Tanganku reflek melayangkan tamparan ke pipi Juna.
"Lancang!" desisku sembari menatap tajam cowok itu.
"Si-Siena ... gue—"
"Jangan berani-berani sentuh gue!" Aku berteriak kearahnya sambil menepis tangannya yang hendak menyentuhku.
Aku mundur—berusaha menjauh dari jangkauan Juna. Kemudian, tubuhku merosot, air mataku kembali menetes. Aku membenamkan wajah di antara kedua lutut dan mulai terisak-isak. Kenapa mereka dengan mudahnya mencium dan menyentuhku? Apakah aku terlihat seperti gadis murahan? Ya. Pasti Bang Dika beranggapan seperti itu, sehingga dengan mudahnya dia mencampakkanku.

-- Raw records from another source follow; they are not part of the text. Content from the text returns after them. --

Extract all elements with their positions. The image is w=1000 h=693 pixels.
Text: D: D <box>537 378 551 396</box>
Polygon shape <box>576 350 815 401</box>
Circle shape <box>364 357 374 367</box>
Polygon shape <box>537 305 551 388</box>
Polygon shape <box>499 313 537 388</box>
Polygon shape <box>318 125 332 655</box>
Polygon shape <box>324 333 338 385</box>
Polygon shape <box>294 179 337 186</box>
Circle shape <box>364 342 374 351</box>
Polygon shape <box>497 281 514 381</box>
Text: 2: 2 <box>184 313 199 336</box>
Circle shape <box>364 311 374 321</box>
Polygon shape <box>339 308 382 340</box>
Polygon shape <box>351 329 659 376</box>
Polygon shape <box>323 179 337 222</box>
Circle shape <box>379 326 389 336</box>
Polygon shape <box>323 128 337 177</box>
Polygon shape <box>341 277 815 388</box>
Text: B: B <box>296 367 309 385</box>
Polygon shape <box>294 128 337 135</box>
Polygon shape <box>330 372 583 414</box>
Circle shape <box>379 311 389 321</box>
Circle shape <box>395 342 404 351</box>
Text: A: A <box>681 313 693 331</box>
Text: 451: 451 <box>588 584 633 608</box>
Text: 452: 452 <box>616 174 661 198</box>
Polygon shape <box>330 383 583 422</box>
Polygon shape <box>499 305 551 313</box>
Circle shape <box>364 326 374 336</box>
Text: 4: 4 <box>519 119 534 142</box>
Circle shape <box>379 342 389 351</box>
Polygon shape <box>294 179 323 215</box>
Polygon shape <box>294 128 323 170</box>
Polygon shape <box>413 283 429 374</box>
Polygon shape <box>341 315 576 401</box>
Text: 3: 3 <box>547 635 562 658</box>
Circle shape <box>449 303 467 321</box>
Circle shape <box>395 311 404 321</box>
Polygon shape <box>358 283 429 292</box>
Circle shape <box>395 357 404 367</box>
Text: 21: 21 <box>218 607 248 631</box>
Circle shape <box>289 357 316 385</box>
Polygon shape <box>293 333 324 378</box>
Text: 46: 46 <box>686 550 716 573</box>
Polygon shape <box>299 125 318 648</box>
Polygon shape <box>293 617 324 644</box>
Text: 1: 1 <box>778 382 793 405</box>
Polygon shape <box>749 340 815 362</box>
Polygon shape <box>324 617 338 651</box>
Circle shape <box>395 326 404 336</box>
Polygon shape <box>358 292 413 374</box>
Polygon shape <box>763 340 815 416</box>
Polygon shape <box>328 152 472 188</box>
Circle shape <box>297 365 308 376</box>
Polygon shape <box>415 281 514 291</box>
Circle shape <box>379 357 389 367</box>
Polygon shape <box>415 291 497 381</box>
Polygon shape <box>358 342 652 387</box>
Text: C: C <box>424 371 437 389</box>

"Naa, sorry. Gue ... gue nggak berniat bertindak kurang ajar. Please, maafin gue."
"Pergi," kataku dingin. Aku masih enggan untuk mengangkat wajahku.
"Naa ... please. Gue minta maaf," Juna mengiba.
"Gue bilang pergi!" Aku berteriak sembari mendorong Juna yang tengah berjongkok di depanku hingga ia jatuh tersungkur.
"Gue nggak akan ninggalin lo dengan keadaan yang sedang kacau. Silakan lo nangis, teriak-teriak, pukul gue, maki gue, tapi jangan ngerokok dan biarin gue tetep di sini," katanya keras kepala. "Gue nggak akan ganggu lo," sambungnya.
Juna benar-benar menepati janjinya. Dia hanya duduk diam di sebelahku—tak bicara sepatah kata pun. Cowok itu bahkan rela meninggalkan pelajaran demi menemaniku.
"Lo balik ke kelas aja sana!" perintahku dengan pandangan lurus ke depan. Aku menyandarkan tubuhku pada dinding.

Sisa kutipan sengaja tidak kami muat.